While further trial work is needed to confirm these results in the field, Dr ten Doeschate concluded that the evidence is growing for the non-phosphoric benefits of superdosing phytase and that the mechanisms for these effects are becoming ever clearer.
Tackling Pathogens With Fewer Antibiotics
Antibiotics are still regularly used in the early rearing stages for turkeys, according to Biomin’s Poultry Technical Manager, Andrew Roberton, to protect the birds against both respiratory and gastrointestinal diseases.
He explained that acids can reduce antibiotic use for digestive problems by maintaining a healthier gut and reducing diarrhoea. Particularly interesting is the possibility of preventing the translocation of bacteria from the intestine to other organs.
Organic acids are already quite widely used, he added, but the newer enhanced acids can have positive effects on the battle against pathogens in the early stages of turkey production. The inclusion of permeabilising substances to these acid products allows a reduction in the inclusion rate of the organic acids, freeing up space in the diet, which is already very concentrated.
Blackhead Control Remains a Challenge
The factors that make blackhead (histomonosis) such a challenge to control in turkey flocks were explained by Dr Jeroen De Gussem of Poulvac in Belgium.
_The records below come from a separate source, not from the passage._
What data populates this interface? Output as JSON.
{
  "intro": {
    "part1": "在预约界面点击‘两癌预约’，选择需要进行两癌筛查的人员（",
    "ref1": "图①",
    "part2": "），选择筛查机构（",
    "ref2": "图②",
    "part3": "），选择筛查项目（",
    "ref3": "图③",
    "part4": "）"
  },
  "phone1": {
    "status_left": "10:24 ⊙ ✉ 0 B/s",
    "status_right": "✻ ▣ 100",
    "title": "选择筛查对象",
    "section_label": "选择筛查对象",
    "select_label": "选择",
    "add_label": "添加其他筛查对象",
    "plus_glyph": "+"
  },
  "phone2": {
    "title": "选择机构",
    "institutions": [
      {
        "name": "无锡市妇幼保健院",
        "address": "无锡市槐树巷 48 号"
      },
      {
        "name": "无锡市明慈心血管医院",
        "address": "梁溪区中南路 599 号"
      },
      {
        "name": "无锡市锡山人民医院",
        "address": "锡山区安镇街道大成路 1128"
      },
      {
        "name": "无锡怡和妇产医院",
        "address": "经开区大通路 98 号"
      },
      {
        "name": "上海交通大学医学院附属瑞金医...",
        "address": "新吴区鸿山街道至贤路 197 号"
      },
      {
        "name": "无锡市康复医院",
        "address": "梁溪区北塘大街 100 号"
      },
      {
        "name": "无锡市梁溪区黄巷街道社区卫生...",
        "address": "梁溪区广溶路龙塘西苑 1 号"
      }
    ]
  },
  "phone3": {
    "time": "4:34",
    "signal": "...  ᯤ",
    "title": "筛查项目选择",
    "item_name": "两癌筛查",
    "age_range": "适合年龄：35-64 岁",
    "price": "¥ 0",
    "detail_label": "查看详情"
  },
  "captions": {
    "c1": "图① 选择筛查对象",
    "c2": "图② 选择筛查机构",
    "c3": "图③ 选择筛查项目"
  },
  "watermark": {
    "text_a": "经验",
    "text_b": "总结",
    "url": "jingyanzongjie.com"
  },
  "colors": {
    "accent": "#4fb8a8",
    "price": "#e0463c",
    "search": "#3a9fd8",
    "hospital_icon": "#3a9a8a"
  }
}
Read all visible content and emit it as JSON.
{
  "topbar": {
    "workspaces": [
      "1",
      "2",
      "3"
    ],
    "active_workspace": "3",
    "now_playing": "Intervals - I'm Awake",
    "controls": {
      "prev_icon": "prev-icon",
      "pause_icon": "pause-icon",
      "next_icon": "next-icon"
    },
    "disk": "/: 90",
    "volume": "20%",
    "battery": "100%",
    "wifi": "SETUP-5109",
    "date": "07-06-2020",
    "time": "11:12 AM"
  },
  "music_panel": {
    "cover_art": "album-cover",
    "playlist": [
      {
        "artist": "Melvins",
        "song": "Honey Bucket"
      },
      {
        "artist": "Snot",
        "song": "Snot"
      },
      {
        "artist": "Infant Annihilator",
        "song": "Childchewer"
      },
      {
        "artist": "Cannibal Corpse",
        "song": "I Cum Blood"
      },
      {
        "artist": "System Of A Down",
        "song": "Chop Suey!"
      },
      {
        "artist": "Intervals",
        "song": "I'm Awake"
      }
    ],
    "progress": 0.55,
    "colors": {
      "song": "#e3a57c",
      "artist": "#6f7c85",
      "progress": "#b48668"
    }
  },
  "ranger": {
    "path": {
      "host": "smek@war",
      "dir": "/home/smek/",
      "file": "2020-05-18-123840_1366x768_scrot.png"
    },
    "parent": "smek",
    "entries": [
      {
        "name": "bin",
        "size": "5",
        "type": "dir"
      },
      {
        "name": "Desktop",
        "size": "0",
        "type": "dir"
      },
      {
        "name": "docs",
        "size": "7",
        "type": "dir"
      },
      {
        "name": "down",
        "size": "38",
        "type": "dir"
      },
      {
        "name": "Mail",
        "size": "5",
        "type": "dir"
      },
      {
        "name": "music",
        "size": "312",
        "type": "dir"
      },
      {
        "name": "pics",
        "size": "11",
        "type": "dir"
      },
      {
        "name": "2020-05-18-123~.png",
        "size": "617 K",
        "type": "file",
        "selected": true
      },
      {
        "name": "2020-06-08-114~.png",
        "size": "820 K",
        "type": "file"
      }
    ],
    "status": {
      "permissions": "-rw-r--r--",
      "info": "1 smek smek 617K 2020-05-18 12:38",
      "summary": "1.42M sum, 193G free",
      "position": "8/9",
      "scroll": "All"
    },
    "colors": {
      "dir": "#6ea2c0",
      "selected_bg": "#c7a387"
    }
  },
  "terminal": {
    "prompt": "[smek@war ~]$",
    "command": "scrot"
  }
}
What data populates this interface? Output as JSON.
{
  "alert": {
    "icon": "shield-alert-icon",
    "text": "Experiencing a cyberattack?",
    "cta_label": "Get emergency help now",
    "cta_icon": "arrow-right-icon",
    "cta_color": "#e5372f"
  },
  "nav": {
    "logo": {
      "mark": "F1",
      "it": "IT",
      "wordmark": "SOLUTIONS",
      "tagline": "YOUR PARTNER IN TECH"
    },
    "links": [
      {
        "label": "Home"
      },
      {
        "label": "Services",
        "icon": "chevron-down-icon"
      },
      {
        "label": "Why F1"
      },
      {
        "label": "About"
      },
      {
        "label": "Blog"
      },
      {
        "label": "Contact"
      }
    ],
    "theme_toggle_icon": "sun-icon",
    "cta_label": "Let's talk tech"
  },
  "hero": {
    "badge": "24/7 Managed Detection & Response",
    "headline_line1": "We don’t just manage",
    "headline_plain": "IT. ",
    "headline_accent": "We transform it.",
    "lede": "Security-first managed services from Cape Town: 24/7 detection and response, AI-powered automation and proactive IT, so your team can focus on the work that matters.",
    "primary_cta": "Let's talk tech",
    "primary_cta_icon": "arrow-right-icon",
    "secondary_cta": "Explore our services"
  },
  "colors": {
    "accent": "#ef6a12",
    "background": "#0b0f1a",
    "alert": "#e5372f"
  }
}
Without control, morbidity and mortality can be up to 100 per cent.
In earlier times, effective treatments were available and widely used to control the disease and its cause, the protozoon, Histomonas meleagridis. However, the products that were effective for both prevention and treatment have been withdrawn from use in Europe and other regions due to human health risks.
As Dr De Gussem explained, the search for alternatives has been fraught with difficulties. Strict biosecurity at the farm can help keep the pathogen out of the turkey house but once there, it spreads rapidly between the birds on the workers, rodents and insects and as the result of cloacal drinking. The protozoan forms a cyst during adverse conditions that can survive for long periods.
Opportunities for histomonosis control exist in the form of physical barriers, drugs and vaccines, he continued, but each has its limitations.
A promising strategy is to get the turkey to produce antibodies to the pathogen in advance of infection and Dr Hess in Austria has shown the concept can work in vitro using an attenuated strain.
Dr De Gussem developed this work, successfully achieving 100 per cent protection in turkeys but the vaccine had to be inoculated intracloacally and there is always the risk of attenuated forms reverting to pathogenicity.
More recently, Dr Hess has has further success using the cysts to induce protection in a similar way to coccidiosis vaccines in chickens.
Hepatic Lipidosis in Turkeys and Its Control
First described in turkeys in 1994, hepatic lipidosis (HL) has been affecting turkey breeders since the mid-80s, according to Cuddy Farms’ Dr Peter Gazdzinski. It has been reported in meat-type hens and toms but most affected are turkey breeder hens between 12 and 25 week of age and it can affect all breeds.
Mortality usually appears suddenly and may reach between one and 15 per cent over a 10-day period, after which no further signs may be seen and egg production is normal.
Dr Gazdzinski reported that the incidence of HL increased suddenly in 2008 and 2009. No virus could be isolated from affected birds.
However, serological tests showed antibodies to avian encephalomyelitis (AE) virus already in turkeys as young as five weeks of age. The farms brought forward their usual AE vaccination programme in the drinking water from 22 or 23 weeks to 11 weeks, with a second vaccination at 24 weeks in combination with fowl pox by wing web.
Not a single case of HL has been observed in the flocks since.
Dr Gazdzinski suggested that HL in turkeys may have a complex aetiology in turkeys, involving both viral and metabolic causes.